Wenn Du 14er schwebend nimmst hast Du noch mehr Fläche nur sollte es nicht durch das Gitter flutschen.
Ich habe so um die 350 Liter in meiner Biokammer die hat aber 1,5m³.
Es soll aber nicht so vorteilhaft sein das Filtermedium unnötig zu erhöhen da sich damit auch die Besiedelungsdichte/Biofilmstärke herabsetzt. Solltest Du mal behandeln müssen, würde sich das nicht vorteilhaft auswirken!



> da ich einen mechanisch getrimmten Doppeleinlauf habe würde sich das ja anbieten.


Du meinst damit wohl, dass Du jeden Zulauf über einen Zugschieber steuern kannst.

Du könntest wenn Du es durchziehen möchtest einen Polyestertank (Weintank/Wassertank) in der Erde vergraben. Auf die Öffnung kannst ja ein Rohr einlamienieren um von oben bei Bedarf in den Tank zu gucken und um das Helix in den Tank zu bekommen. Oder zu gibst es hinein schraubst zu und buddelst ihn ein 
Ich habe aus einem 2000Liter Tank meine Biokammer gebaut und die Kosten für den Tank waren gerade mal € 150  Wenn Du in einer Weingegend wohnst (so wie ich) sind da immer welche zu haben.


----------



## Thale 213 (29. Sep. 2012)

*AW: Biokammer*

Hallo Franz,

zu meinen Filtermaterial:
http://www.inazuma-online.de/shop//Filtermatieral-fuer-Trommelfilter-Biokammern-Biofilter-bio-plate 

ich habe 3 Koiteiche ... es geht um meinen neuen der 32cbm intus hat
und beheizt ist.



> Ich habe so um die 350 Liter in meiner Biokammer die hat aber 1,5m³.


der Grund warum ich die Biokammer erweitern möchte



> Es soll aber nicht so vorteilhaft sein das Filtermedium unnötig zu erhöhen da sich damit
> auch die Besiedelungsdichte/Biofilmstärke herabsetzt.

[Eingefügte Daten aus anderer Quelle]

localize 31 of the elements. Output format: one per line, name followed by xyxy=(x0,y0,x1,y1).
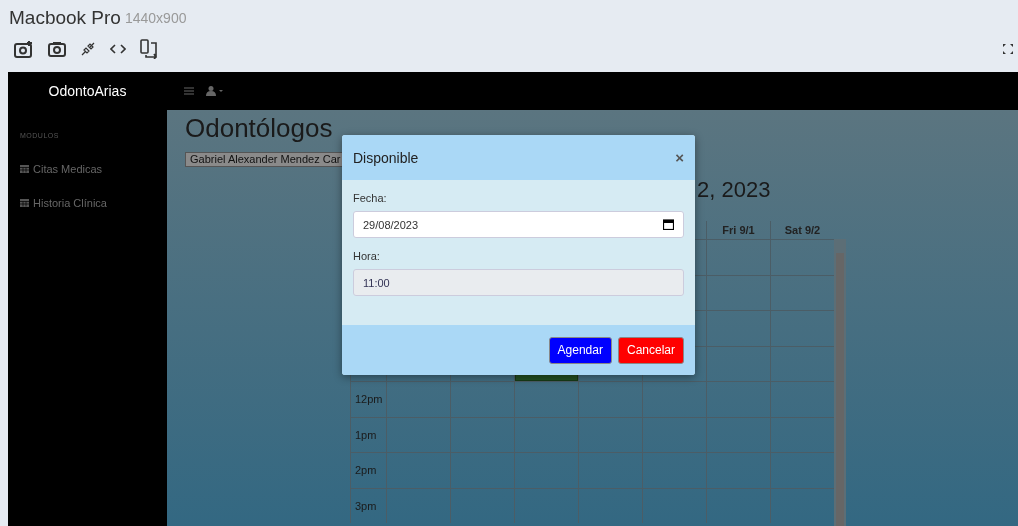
day-header: Fri 9/1 xyxy=(706,221,770,239)
day-header: Sat 9/2 xyxy=(770,221,834,239)
hour-label: 2pm xyxy=(355,464,377,477)
fullscreen-icon[interactable] xyxy=(1002,43,1014,55)
hour-label: 3pm xyxy=(355,499,377,512)
calendar-icon xyxy=(20,198,29,207)
page-title: Odontólogos xyxy=(185,113,334,143)
calendar-icon[interactable] xyxy=(663,219,674,230)
field-label: Hora: xyxy=(353,250,381,262)
camera-icon[interactable] xyxy=(48,41,66,57)
camera-icon[interactable] xyxy=(14,40,34,58)
device-resolution: 1440x900 xyxy=(124,10,187,26)
user-icon[interactable] xyxy=(206,86,224,96)
hour-label: 1pm xyxy=(355,428,377,441)
modal-title: Disponible xyxy=(353,149,419,166)
plug-icon[interactable] xyxy=(80,41,96,57)
device-name: Macbook Pro xyxy=(9,7,121,29)
calendar-icon xyxy=(20,164,29,173)
schedule-button[interactable]: Agendar xyxy=(548,336,612,364)
field-label: Fecha: xyxy=(353,192,388,204)
date-field[interactable]: 29/08/2023 xyxy=(353,211,684,238)
close-button[interactable]: × xyxy=(675,149,684,166)
cancel-button[interactable]: Cancelar xyxy=(617,336,684,364)
scrollbar[interactable] xyxy=(834,239,846,526)
code-icon[interactable] xyxy=(110,43,126,55)
rotate-device-icon[interactable] xyxy=(140,39,158,59)
calendar-title: 2, 2023 xyxy=(697,176,771,204)
sidebar-item[interactable]: Historia Clínica xyxy=(8,197,167,231)
sidebar-item[interactable]: Citas Medicas xyxy=(8,163,167,197)
hour-label: 12pm xyxy=(355,393,383,406)
brand-name[interactable]: OdontoArias xyxy=(8,83,167,99)
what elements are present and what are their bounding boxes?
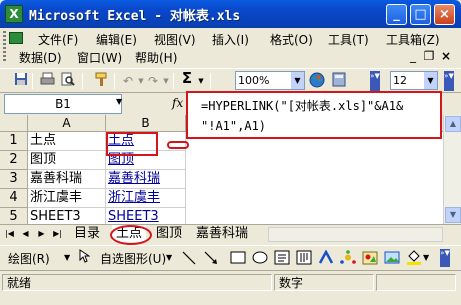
status-mode: 数字 [274,274,374,291]
menu-format[interactable]: 格式(O) [268,30,315,49]
menu-grip[interactable] [3,31,6,63]
row-header-5[interactable]: 5 [0,208,28,224]
menu-help[interactable]: 帮助(H) [133,48,179,67]
name-box-dropdown-icon[interactable]: ▼ [116,97,122,106]
fill-color-icon[interactable] [406,250,422,268]
menu-view[interactable]: 视图(V) [152,30,198,49]
status-bar: 就绪 数字 [0,270,461,305]
line-tool-icon[interactable] [182,251,196,268]
menu-toolbox[interactable]: 工具箱(Z) [384,30,442,49]
status-extra [376,274,456,291]
cell-a5[interactable]: SHEET3 [28,208,106,224]
arrow-tool-icon[interactable] [204,251,218,268]
column-header-a[interactable]: A [28,115,106,132]
formula-line-2: "!A1",A1) [201,119,267,133]
rectangle-tool-icon[interactable] [230,251,246,267]
title-bar: X Microsoft Excel - 对帐表.xls _ □ × [0,0,461,28]
drawing-toolbar-options-icon[interactable]: »▼ [440,249,450,267]
vertical-textbox-icon[interactable] [296,250,312,268]
cell-a2[interactable]: 图顶 [28,151,106,170]
scroll-up-icon[interactable]: ▲ [445,116,461,132]
status-ready: 就绪 [2,274,272,291]
maximize-button[interactable]: □ [410,4,431,25]
column-header-b[interactable]: B [106,115,186,132]
font-size-combo[interactable]: 12 ▼ [390,71,438,90]
row-header-2[interactable]: 2 [0,151,28,170]
clipart-icon[interactable] [362,250,378,268]
cell-b3-link[interactable]: 嘉善科瑞 [106,170,186,189]
name-box-value: B1 [55,97,71,111]
last-sheet-icon[interactable]: ▶| [51,227,64,241]
toolbar-options-2-icon[interactable]: »▼ [444,71,454,91]
minimize-button[interactable]: _ [386,4,407,25]
save-icon[interactable] [12,72,30,90]
sheet-tab-index[interactable]: 目录 [70,225,104,242]
row-header-1[interactable]: 1 [0,132,28,151]
first-sheet-icon[interactable]: |◀ [3,227,16,241]
doc-minimize-button[interactable]: _ [406,49,420,63]
close-button[interactable]: × [434,4,455,25]
horizontal-scrollbar[interactable] [268,227,443,242]
menu-edit[interactable]: 编辑(E) [94,30,139,49]
menu-file[interactable]: 文件(F) [36,30,80,49]
diagram-icon[interactable] [340,250,356,268]
textbox-tool-icon[interactable] [274,250,290,268]
autosum-dropdown-icon[interactable]: ▼ [192,72,210,90]
excel-app-icon[interactable]: X [5,5,23,23]
row-header-3[interactable]: 3 [0,170,28,189]
format-painter-icon[interactable] [92,72,110,90]
cell-a3[interactable]: 嘉善科瑞 [28,170,106,189]
calculator-icon[interactable] [330,72,348,90]
print-icon[interactable] [38,72,56,90]
help-globe-icon[interactable] [308,72,326,90]
drawing-toolbar: 绘图(R) ▼ 自选图形(U) ▼ ▼ »▼ [0,245,461,269]
menu-window[interactable]: 窗口(W) [75,48,124,67]
cell-b5-link[interactable]: SHEET3 [106,208,186,224]
callout-connector [167,141,189,149]
wordart-icon[interactable] [318,249,334,268]
row-header-4[interactable]: 4 [0,189,28,208]
fill-color-dropdown-icon[interactable]: ▼ [423,253,429,262]
print-preview-icon[interactable] [58,72,76,90]
zoom-combo[interactable]: 100% ▼ [235,71,305,90]
font-size-dropdown-icon[interactable]: ▼ [424,72,437,89]
workbook-icon[interactable] [9,32,23,44]
zoom-dropdown-icon[interactable]: ▼ [291,72,304,89]
window-title: Microsoft Excel - 对帐表.xls [29,8,241,24]
draw-menu-button[interactable]: 绘图(R) [8,250,50,267]
doc-restore-button[interactable]: ❐ [422,49,436,63]
sheet-tab-4[interactable]: 嘉善科瑞 [192,225,252,242]
select-objects-icon[interactable] [78,249,91,266]
draw-menu-dropdown-icon[interactable]: ▼ [64,253,70,262]
menu-insert[interactable]: 插入(I) [210,30,251,49]
zoom-value: 100% [238,74,270,87]
scroll-down-icon[interactable]: ▼ [445,207,461,223]
font-size-value: 12 [393,74,407,87]
select-all-corner[interactable] [0,115,28,132]
menu-tools[interactable]: 工具(T) [326,30,371,49]
formula-line-1: =HYPERLINK("[对帐表.xls]"&A1& [201,99,404,113]
formula-callout: =HYPERLINK("[对帐表.xls]"&A1& "!A1",A1) [186,91,442,139]
active-tab-highlight [110,225,152,245]
cell-b4-link[interactable]: 浙江虞丰 [106,189,186,208]
insert-picture-icon[interactable] [384,250,400,268]
standard-toolbar: ↶ ▼ ↷ ▼ Σ ▼ 100% ▼ »▼ 12 ▼ »▼ [0,68,461,93]
prev-sheet-icon[interactable]: ◀ [19,227,32,241]
name-box[interactable]: B1 [4,94,122,114]
doc-close-button[interactable]: × [439,49,453,63]
autoshapes-dropdown-icon[interactable]: ▼ [166,253,172,262]
toolbar-options-icon[interactable]: »▼ [370,71,380,91]
next-sheet-icon[interactable]: ▶ [35,227,48,241]
autoshapes-menu-button[interactable]: 自选图形(U) [100,250,166,267]
fx-icon[interactable]: fx [172,96,183,110]
menu-bar: 文件(F) 编辑(E) 视图(V) 插入(I) 格式(O) 工具(T) 工具箱(… [0,28,461,68]
oval-tool-icon[interactable] [252,251,268,267]
cell-highlight-box [106,132,158,156]
cell-a1[interactable]: 土点 [28,132,106,151]
menu-data[interactable]: 数据(D) [17,48,64,67]
vertical-scrollbar[interactable]: ▲ ▼ [443,115,461,224]
sheet-tab-3[interactable]: 图顶 [152,225,186,242]
cell-a4[interactable]: 浙江虞丰 [28,189,106,208]
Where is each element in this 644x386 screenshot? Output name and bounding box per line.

Solltest Du mal behandeln müssen, würde sich das nicht vorteilhaft auswirken!



mit zusätzliche Filtermedien meine ich Zeolith/Austern etc.die jederzeit
entnommen werden können.



> Du meinst damit wohl, dass Du jeden Zulauf über einen Zugschieber steuern kannst.



ja ... und allesamt kann ich erweitern bzw.. ausbauen



> Du könntest wenn Du es durchziehen möchtest einen Polyestertank (Weintank/Wassertank) in der Erde vergraben.



nein kann ich nicht ... ich habe einen Betonteich mit Technikraum dessen Oberkante
auf OK Teichniveau ... im Bereich des Einstieges liegt der Trommelfilter dessen
Oberkante 12cm über Teichniveau liegt ... und dort ist kein Platz mehr für
eine zusätzliche Biofilterkammer ... darum die Anfrage um einen druckdichten
Behälter.

Du kennst keinen Hersteller der solch eine Konstruktion im Sortiment hat ?


Gruss

J.


----------



## fbr (29. Sep. 2012)

*AW: Biokammer*

Hallo,


> Du kennst keinen Hersteller der solch eine Konstruktion im Sortiment hat ?


Sortiment schwer außer Sonderanfertigung aber Du könntest mal bei Mamo anfragen die machen auch Sonderanfertigungen 
http://www.mamo-koi.de/105122.html


----------



## Thale 213 (29. Sep. 2012)

*AW: Biokammer*

Danke Franz,

werde mein Glück mal versuchen.

eine Frage noch ... (weil´s mich einfach interesiert) ...hinter der Ansicht
Deines Pizzaofen´s steckt ein Bausatz ?

machst Du darin nur Pizza oder andere Sachen auch noch ?

Gruss

J.


----------



## fbr (30. Sep. 2012)

*AW: Biokammer*

Hallo Josef,


> eine Frage noch ... (weil´s mich einfach interesiert) ...hinter der Ansicht
> Deines Pizzaofen´s steckt ein Bausatz ?
> 
> machst Du darin nur Pizza oder andere Sachen auch noch ?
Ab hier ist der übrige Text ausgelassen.